L’IMF (Impôt Minimal sur la Fortune) serait né !
Le dispositif est présenté comme visant à lutter contre la « suroptimisation » des holdings patrimoniales sans que l’on sache tellement quelles sont les situations abusives qui sont ciblées exactement.
En matière de lutte contre des abus touchant au mécanisme de plafonnement de l’IFI, il existe déjà une disposition à l’alinéa 2 de l’article 979 du Code Général Impôts pour éviter l’interposition de sociétés écran et selon laquelle :
« Les revenus distribués à une société passible de l’impôt sur les sociétés contrôlée par le redevable sont réintégrés dans le calcul prévu au premier alinéa du présent I si l’existence de cette société et le choix d’y recourir ont pour objet principal d’éluder tout ou partie de l’impôt… ».
Dans une même veine, la décision du Conseil Constitutionnel n° 2010-99 QPC du 11 février 2011 avait validé que le législateur pouvait « plafonner le plafonnement » de l’ISF et ainsi « faire obstacle à ce que ces contribuables n’aménagent leur situation en privilégiant la détention de biens qui ne procurent aucun revenu imposable ». Le « plafonnement du plafonnement » n’a pas été reconduit en 2018 s’agissant de l’IFI. Pour autant, les foyers fiscaux bénéficiant du mécanisme de plafonnement de l’IFI ne doivent pas être si nombreux qu’il soit difficile de contrôler qu’ils n’ont pas artificiellement abusé de cette mesure de sauvegarde.
Mais la « suroptimisation » qui semble contrarier Madame la Ministre est peut-être d’une autre nature.
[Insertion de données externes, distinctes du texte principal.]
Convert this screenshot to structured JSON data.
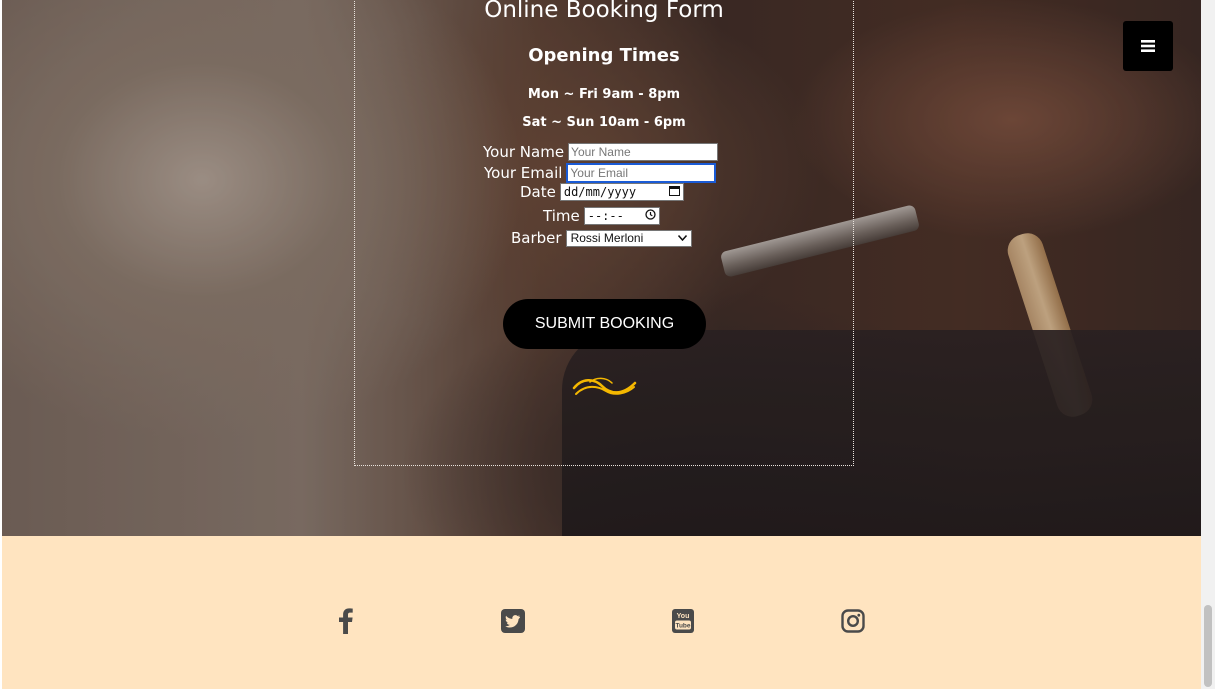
{
  "menu": {
    "icon": "hamburger-menu-icon",
    "label": "≡"
  },
  "booking": {
    "title": "Online Booking Form",
    "hours_title": "Opening Times",
    "hours": [
      "Mon ~ Fri 9am - 8pm",
      "Sat ~ Sun 10am - 6pm"
    ],
    "fields": {
      "name": {
        "label": "Your Name",
        "placeholder": "Your Name"
      },
      "email": {
        "label": "Your Email",
        "placeholder": "Your Email"
      },
      "date": {
        "label": "Date",
        "value": "dd/mm/yyyy"
      },
      "time": {
        "label": "Time",
        "value": "--:--"
      },
      "barber": {
        "label": "Barber",
        "selected": "Rossi Merloni"
      }
    },
    "submit_label": "SUBMIT BOOKING",
    "flourish_color": "#f5b800"
  },
  "footer": {
    "background": "#ffe4c0",
    "social": [
      {
        "name": "facebook-icon",
        "glyph": "f"
      },
      {
        "name": "twitter-icon",
        "glyph": "t"
      },
      {
        "name": "youtube-icon",
        "glyph": "You Tube"
      },
      {
        "name": "instagram-icon",
        "glyph": "ig"
      }
    ]
  }
}
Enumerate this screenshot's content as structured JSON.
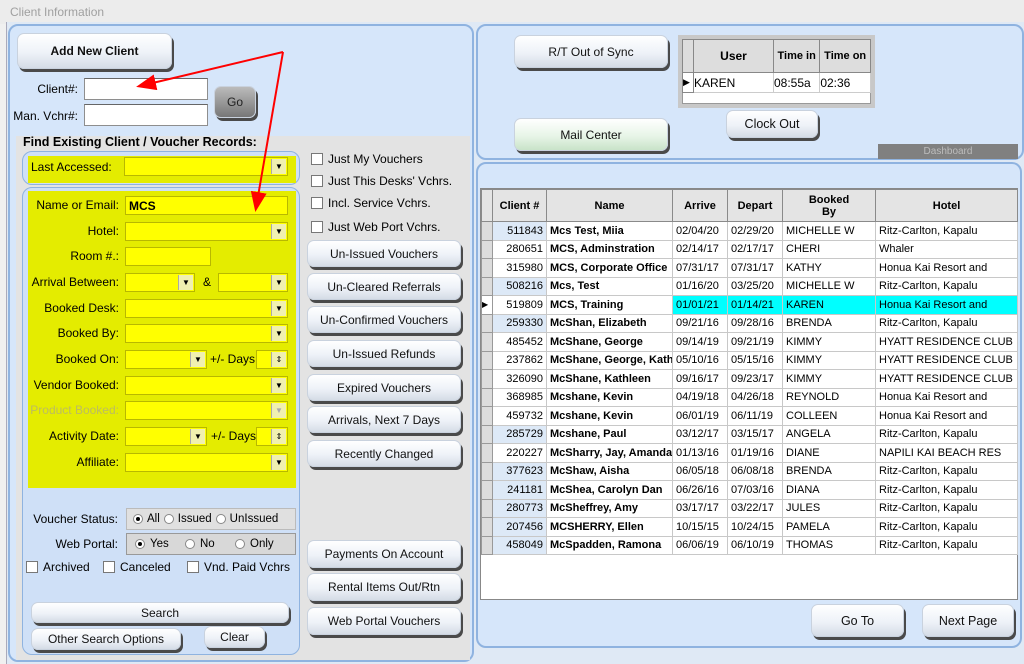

Il est possible qu’elle cible en réalité toutes les techniques qui tendent à éviter ou à différer l’encaissement de revenus imposables. En instaurant un impôt minimal à 0,5% du patrimoine sans plafonnement, la mesure inciterait en effet à percevoir au moins le niveau de revenu correspondant, sauf à payer l’impôt grâce au capital.
En définitive, la philosophie du projet gouvernemental qui vient d’être annoncé est la même que celle des écologistes : faire en sorte que les détenteurs de patrimoine payent coûte que coûte un impôt au moins équivalent à une fraction de celui-ci (0,5% pour le gouvernement, 2% pour les écologistes) et que la thésaurisation de ses revenus dans des structures défiscalisées pour échapper l’impôt ne présente plus d’intérêt fiscal.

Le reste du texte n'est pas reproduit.